History of the church of Sacred Heart is one of progress
and devotion to faith-Celebration starts next week with appropriate
The Sacred Heart Catholic church of Shelby Settlement,
mother of all churches in this section of the state, will
this month celebrate its 85th anniversary. Not only is the parish
the oldest and most successful in the Catholic history of Northern
Ohio, but its establishment and progress is linked with the progressive
history of this section of Ohio in a commanding and honorable
Dating way back in 1833 the establishment of the Sacred Heart
parish is marked by the hardships but valiant courage of those
early pioneers who braved the ravages of wild animals and savage
Indians by tramping many miles through the dense forests and
dangerous swamps to worship at the shrine of their chosen faith.
The religious devotion ands sterling efforts of these earliest
settlers has borne rich fruit as the grandchildren and great
grandchildren and great great grandchildren are today worshiping
in a magnificent edifice which is one of the beauty spots of
the Catholic diocese of Cleveland.
An indication of the courage of the ancestors of the present
residents of Shelby Settlement and their supreme efforts in the
establishment of a Catholic settlement in the very beginning
of their lives in this locality is indicated in a part of the
history of Vernon township which follows.- From 1820 to
1830 the population poured rapidly all of this territory except
in the south part of the present Vernon. No settler
had appeared up to 1830 in this swampy wilderness. It was considered
worthless and was rich only in wild animals, rattle snakes and
and malaria. The south half of section 21 and 22 and 32 and all
sections 27, 28, 38 and 34 were called the big swamp
big marsh or 'the
wilderness There was and island of about 40 to 69 acres
in the north east corner of section 28 and on this would congregate
wild animals and venomous reptiles . It was a great resort for
Indian hunters in the early days and for white men later. Roads
through a great part of this country were not made passable until
about 1865 and up to that time much of the country was considered
worthless. From 1830 to 1835 some twenty German families located
in these swamps . They have made the waste place blossom as a
rose. It is equal in fertility and productivity to the richest
prairie lands of Illinois and every foot tillable. Three quarters
of a century has transformed them from poverty to affluence.
Those to the eastern part mostly Catholics and they have built
a stone church that would do honor to the largest cities.
Landolin and Fridolin
Gosser, grandfather and uncle, respectfully of F.J.
Gosser of Thoman Street Crestline , were among the earliest
coming in 1832.
The earliest deed for this land from the United States
Government is now in the possession of Mr.
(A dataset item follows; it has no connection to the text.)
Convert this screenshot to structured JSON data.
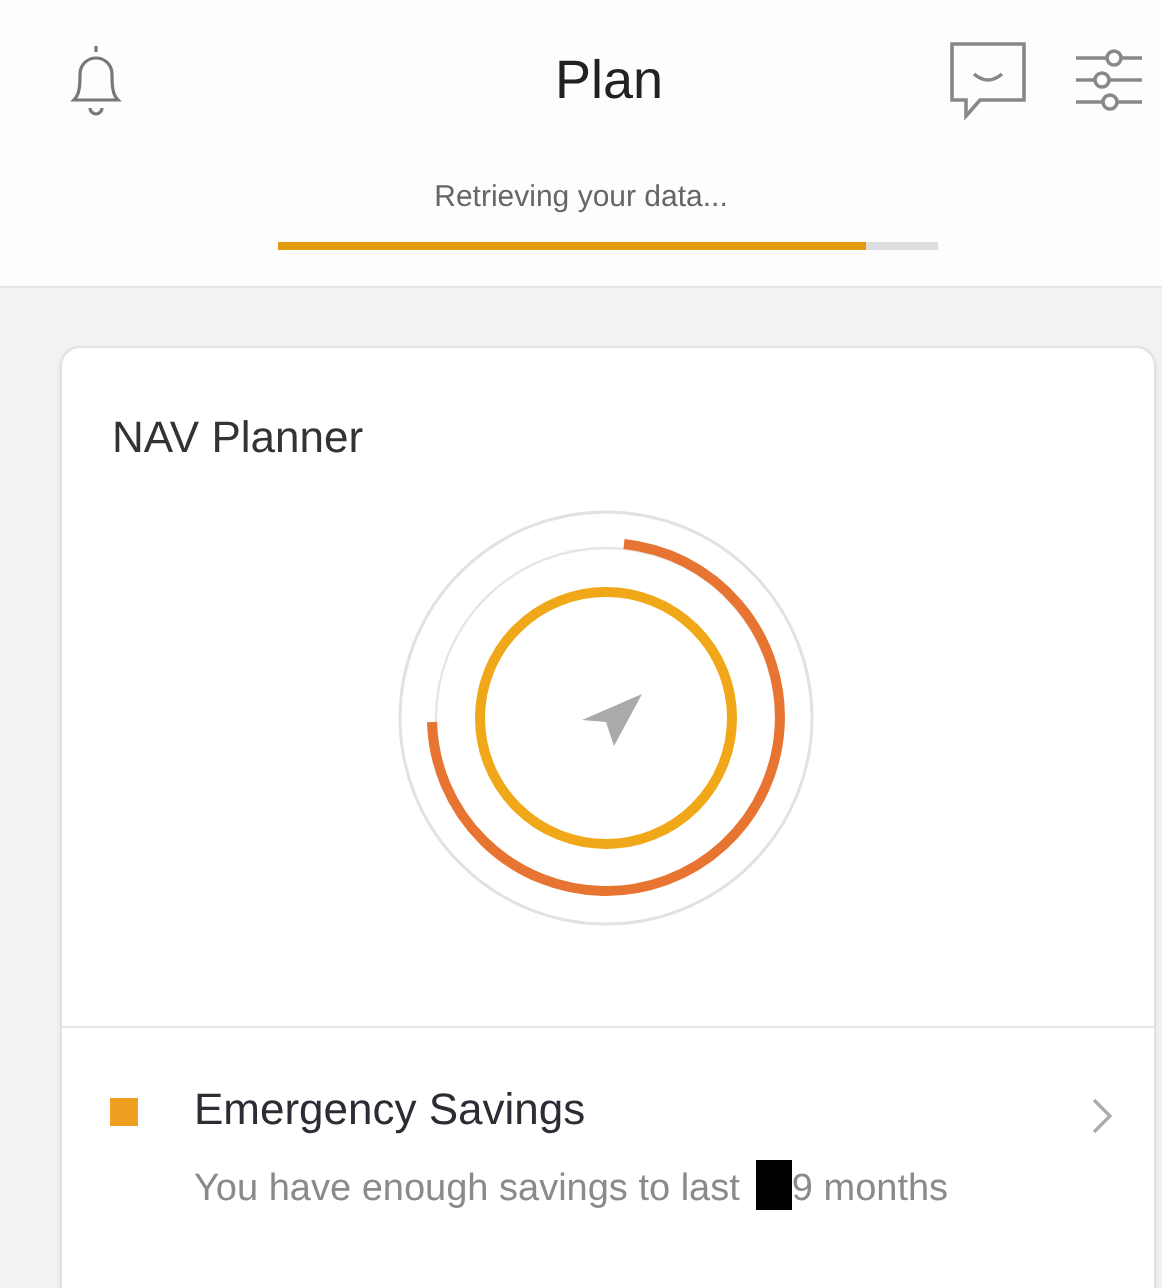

F.J. Gosser.
It provides for eighty acres and the transfer of the property
was mad in the land office in Wooster, Ohio, It is dated the
6th day of August, 1834 and is signed by Andrew Jackson President
of the United States, and by A. Donilson as the secretary and
commissioner of the Genera Land Office.
Abstracted from Crestline Advocate
October 10-1918-Crestline Public Library
The place referred to as the Island is now owned
by the the Gossers and is as beautiful and fertile as any of
the surrounding country. In those early days Mansfield was the
nearest trading point west and Sandusky City was the nearest
one of consequence. These early settlers were a community of
themselves and were completely dependent on their own resources
and productions. They could scarcely raise domestic animal in
those early days because of the ravages of the wild ones.
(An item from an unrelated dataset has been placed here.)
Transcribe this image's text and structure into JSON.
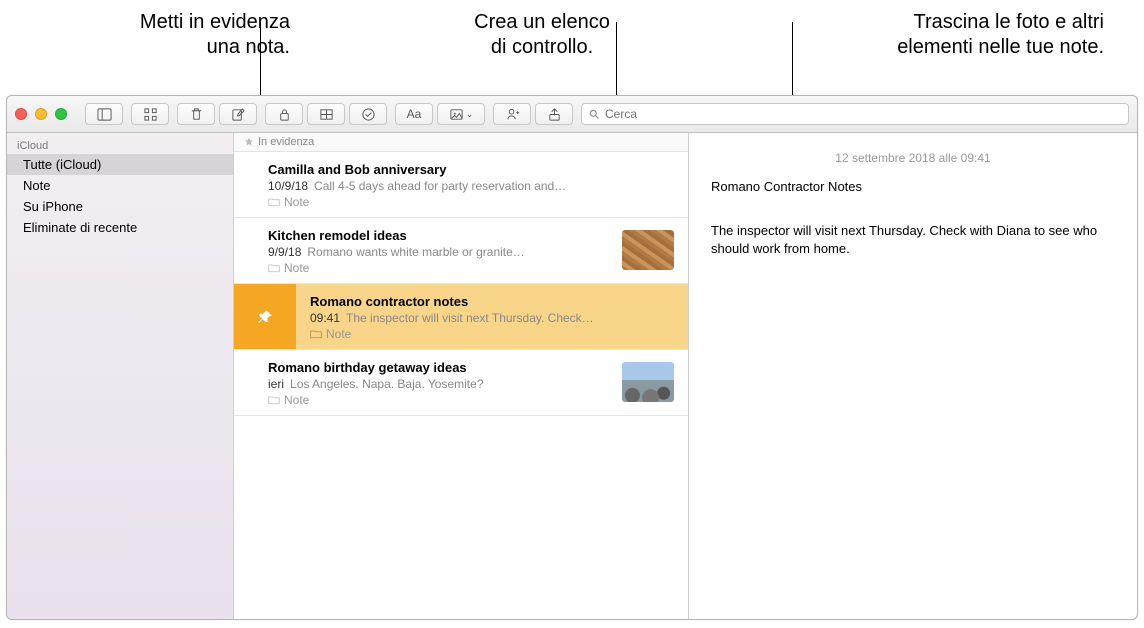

It is a long step from the early days of hardship and privations
to the comforts and conveniences of the twentieth century, but
the Christian faith and the sterling character of those early
settlers and their decedents is evidenced in the beautiful country
which they control and the excellent Catholic church and settlement
which is the fruit of their faith.
A comparative statement of the dates of the establishment of
the various Catholic churches of Northern Ohio, with respect
to that of the Shelby Settlement will be of interest here. These
follow in order of their establishment. 1817 Dungannon, (near
Alliance) ; 1820 , Marshallville; 1823 Canton, 1826, Louisville,
Wooster and Youngstown; 1827 Doylestown; 1829, Peru, (near Norwalk);
1830 McCutchensville, 1831, Randolph and Tiffin : 1832 Navarre;
1833. Avon New, Riegel and Shelby Settlement 1835, Bucyrus; 1844,
Mansfield, 1854, Galion, 1857, Upper Sandusky, 1861, Crestline,
1865, Shelby. Th first Catholic parish was established in Cleveland
in 1835, two years after the establishment of the Shelby Settlement.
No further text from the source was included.